Monday, April 09, 2007

Adam Gussow's Keys to the Kingdom...

This is between you and me.

Adam Gussow is a heckuva harp player. Me, I'm OK, too but Adam is one of the special ones.

So here's what the bugger does:

He lays out on YouTube over 40 lessons about how to play blues harp, from very very beginner to certified screamin' funkmonkey, and he does it in a way that pretty much means that if you can see and hear, you'll get it. Probably quickly.

Free.

The whole shmoo: tone, technique, equipment, effects and tricks. Whammo. Not all there is but so close to it y'can feel the breeze. Mr. Gussow mentions he thinks a dedicated type could put it all together enough for pro work in about two years. I think he's right.

The lessons are organized, easy to follow and thorough. I've played for maybe 40 years as a pro and semi-pro and I'm quite decent. I learned very useful new-to-me stuff in lesson two.

I'm certainly not going to support competition in my trade by constantly reminding people about Adam's near-total destruction of the market for blues harmonica teachers in the english speaking world. There is no way I will constantly repeat that I've never encountered better lessons, nor will I unfailingly be advising readers that so far in the series a student requires 10-hole diatonic harmonicas in the keys of Bb, C, D and I think F and G. It would be foolish if I repeated further that the Bb will get a person through the first 10-15 lessons or so.

It would only be adding to the damage were I to even occasionally reiterate that it'd be an idea to get a good harp to start, at least the quality of the quite serviceable Suzuki Harpmaster or better. Adam uses Hohner Marine Bands/Model 1896 (not my first choice, but they're good pro level harps).

Bottom line: I teach harmonica and if you want to play well, you don't really need me anymore. I'll be happy to help, but almost everything you'd want to know is in these lessons, and everything you need to know is right out in the open.

There. I've told you.

The blues harp keys to the kingdom are laying out in plain view.

Don't let this news get out.

And don't expect me to remind you.

5 comments:

Anonymous said...

Roger Daltrey - Teenage Wasteland.

I'd pay to be taught how to do that :)

Ron said...

ah, but would you practice enough if you could learn it for free? :-)

Anonymous said...

Hey, there's a new Satan and Adam album available. Here's the info:

I'm happy to announce the release the first new album in 12 years from the blues duo Sterling Magee and Adam Gussow, aka Satan and Adam. It's called Word on the Street, and it consists of 14 tracks--more than 2 hours total--that I recorded on the streets of Harlem in 1989 when we were a neighborhood act up there. I'm really proud of this stuff. Although I love our three "legit" albums on Flying Fish and Rounder, particularly the raw stuff on Harlem Blues (1991) that first got us some attention, this album is much more representative of what we were actually doing in those days. Six of the tracks are more than 10 minutes long; we were a jam-band duo, really.

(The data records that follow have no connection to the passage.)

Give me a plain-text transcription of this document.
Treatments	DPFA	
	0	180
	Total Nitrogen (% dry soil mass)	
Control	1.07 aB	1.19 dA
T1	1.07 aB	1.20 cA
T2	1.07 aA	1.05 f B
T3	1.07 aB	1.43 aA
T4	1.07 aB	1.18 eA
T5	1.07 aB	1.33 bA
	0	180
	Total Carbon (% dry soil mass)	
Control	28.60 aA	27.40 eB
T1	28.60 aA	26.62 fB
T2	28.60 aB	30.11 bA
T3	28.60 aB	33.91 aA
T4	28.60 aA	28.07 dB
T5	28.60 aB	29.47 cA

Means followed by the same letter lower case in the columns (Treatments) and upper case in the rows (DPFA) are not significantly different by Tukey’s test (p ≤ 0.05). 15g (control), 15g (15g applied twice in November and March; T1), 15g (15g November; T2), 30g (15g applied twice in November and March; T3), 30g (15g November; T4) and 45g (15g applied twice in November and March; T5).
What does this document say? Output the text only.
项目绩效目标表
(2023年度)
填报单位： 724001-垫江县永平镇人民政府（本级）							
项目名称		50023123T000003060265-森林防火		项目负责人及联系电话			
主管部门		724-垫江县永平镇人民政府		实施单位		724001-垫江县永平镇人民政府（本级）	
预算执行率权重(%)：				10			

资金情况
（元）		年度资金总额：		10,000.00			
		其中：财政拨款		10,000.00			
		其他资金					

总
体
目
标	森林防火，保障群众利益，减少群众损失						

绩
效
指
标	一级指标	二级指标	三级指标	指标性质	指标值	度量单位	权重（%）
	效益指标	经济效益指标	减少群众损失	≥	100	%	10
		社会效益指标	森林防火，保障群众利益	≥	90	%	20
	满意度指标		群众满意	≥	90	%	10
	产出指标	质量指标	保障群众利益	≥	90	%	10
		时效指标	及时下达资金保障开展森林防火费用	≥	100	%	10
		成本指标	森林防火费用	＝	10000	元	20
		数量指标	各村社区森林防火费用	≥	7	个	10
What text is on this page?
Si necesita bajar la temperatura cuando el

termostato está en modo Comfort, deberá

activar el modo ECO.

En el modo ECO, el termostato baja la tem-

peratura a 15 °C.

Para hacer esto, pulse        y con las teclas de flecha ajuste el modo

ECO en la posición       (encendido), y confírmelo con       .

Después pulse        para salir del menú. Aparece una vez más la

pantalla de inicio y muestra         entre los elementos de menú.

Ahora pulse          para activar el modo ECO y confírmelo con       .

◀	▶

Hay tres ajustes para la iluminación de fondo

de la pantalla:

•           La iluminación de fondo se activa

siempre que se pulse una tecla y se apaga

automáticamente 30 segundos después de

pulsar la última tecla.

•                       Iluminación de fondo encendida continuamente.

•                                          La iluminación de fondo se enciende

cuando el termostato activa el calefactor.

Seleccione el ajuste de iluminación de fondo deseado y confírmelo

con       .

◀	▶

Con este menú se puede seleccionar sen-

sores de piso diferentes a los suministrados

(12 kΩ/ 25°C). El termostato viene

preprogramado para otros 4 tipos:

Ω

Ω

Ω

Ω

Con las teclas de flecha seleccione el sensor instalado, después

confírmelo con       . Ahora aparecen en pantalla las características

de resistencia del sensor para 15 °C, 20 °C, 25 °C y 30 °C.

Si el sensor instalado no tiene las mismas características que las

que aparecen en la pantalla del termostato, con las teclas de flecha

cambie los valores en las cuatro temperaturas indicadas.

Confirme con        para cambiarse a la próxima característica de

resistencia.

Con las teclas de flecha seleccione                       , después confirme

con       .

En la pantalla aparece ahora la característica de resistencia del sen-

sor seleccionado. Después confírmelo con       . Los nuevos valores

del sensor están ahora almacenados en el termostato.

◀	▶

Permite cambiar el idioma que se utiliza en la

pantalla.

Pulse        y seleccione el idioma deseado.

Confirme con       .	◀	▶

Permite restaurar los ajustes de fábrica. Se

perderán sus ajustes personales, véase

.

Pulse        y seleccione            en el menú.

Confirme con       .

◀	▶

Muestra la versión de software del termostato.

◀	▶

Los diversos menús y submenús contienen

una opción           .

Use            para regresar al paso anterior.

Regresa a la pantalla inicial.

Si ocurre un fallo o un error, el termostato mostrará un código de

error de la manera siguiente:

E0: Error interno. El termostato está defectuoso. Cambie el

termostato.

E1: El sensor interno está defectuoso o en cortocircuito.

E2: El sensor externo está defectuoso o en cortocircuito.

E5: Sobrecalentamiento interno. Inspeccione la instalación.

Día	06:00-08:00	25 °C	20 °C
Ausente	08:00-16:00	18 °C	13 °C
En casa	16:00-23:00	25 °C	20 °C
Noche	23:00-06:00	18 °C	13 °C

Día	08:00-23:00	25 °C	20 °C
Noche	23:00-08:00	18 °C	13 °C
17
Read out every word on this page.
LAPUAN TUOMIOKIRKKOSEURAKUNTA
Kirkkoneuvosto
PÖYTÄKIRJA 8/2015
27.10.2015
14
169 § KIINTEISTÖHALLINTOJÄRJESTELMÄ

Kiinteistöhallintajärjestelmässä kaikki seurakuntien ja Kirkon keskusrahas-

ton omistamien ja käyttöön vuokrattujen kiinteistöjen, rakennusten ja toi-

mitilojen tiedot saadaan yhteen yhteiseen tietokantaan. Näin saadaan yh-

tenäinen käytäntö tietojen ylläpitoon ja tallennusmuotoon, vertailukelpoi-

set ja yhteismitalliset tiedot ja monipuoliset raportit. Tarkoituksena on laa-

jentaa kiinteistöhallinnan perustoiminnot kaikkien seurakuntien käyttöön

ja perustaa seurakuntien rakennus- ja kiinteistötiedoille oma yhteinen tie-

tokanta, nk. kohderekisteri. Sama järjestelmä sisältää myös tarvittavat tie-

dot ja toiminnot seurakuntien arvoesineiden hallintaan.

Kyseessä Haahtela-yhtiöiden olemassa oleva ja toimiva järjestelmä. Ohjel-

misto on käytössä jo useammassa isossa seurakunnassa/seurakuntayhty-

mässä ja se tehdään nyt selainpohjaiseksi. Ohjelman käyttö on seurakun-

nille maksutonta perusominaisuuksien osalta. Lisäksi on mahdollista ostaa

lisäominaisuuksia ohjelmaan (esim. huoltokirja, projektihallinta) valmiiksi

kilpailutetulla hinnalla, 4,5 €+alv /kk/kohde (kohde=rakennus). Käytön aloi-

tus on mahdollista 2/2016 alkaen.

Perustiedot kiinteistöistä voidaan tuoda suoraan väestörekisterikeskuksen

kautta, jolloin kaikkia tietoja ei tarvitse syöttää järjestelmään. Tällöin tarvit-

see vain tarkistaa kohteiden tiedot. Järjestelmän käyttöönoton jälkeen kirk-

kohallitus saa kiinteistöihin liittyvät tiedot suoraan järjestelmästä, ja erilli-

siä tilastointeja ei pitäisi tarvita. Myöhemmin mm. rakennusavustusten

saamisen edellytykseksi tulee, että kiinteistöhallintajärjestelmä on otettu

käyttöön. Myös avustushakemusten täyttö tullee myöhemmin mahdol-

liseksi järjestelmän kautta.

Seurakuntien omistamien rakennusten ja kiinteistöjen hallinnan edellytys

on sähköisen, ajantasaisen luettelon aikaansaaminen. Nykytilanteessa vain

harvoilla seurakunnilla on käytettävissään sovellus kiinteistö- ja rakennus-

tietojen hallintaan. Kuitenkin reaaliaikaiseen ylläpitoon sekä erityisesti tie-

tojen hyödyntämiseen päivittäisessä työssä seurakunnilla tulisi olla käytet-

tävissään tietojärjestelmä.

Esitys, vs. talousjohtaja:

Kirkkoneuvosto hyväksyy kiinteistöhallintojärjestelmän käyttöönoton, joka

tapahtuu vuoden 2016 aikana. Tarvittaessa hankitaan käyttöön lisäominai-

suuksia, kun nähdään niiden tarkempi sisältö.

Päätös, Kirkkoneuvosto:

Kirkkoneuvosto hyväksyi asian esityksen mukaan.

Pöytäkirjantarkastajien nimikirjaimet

In the All-Music Guide to the Blues, DJ Rich Skelley wrote: "Satan and Adam have redefined and shaped the sound of modern blues so much that 'I Want You' from their Harlem Blues debut was included on a Rhino Records release, Modern Blues of the 1990s." Word on the Street shows you how that sound was forged.

Tracks on the album include covers of "What'd I Say," "Every Day I Have the Blues," and "Big Boss Man," plus a whole mess of jazzy, funky, bluesy, soulful originals.

The album is available for immediate download at a price of $12. There's a nice preview track available so people can check it out.

http://www.modernbluesharmonica.com/satanandadam_wordonthestreet.html

We're doing some touring this summer, mostly in July. All that info is on my website, www.modernbluesharmonica.com

We've got two record release parties planned at which I'll have actual double CDs for sale: May 20 at the Peninsula Inn in Gulfport, Florida, where Sterling lives. And Saturday, July 5 at Red's Lounge in Clarksdale, Mississippi, about 60 miles from where I live.

This is not the same old retro blues. This is risk-taking, inventive, fierce, new down-home-up-North blues.

--Adam

Adam Gussow

Modern Blues Harmonica
P. O. Box 2216
Oxford, Mississippi 38655

www.modernbluesharmonica.com
www.youtube.com/kudzurunner

Ron said...

Adam, many thanks for dropping by and for keeping me/us posted on your newly available material.

Ron

Ian Scott said...

Ah I knew I had left a comment in regard to harmonica lessons on your blog at one point! Here it is... and here now I have a Hohner Marine Band - and am learning my first song!

Yes, I'd practice enough if I could learn it for free :) I think the people around me are getting tired of all the off notes and too much "breathy" sounds coming out though.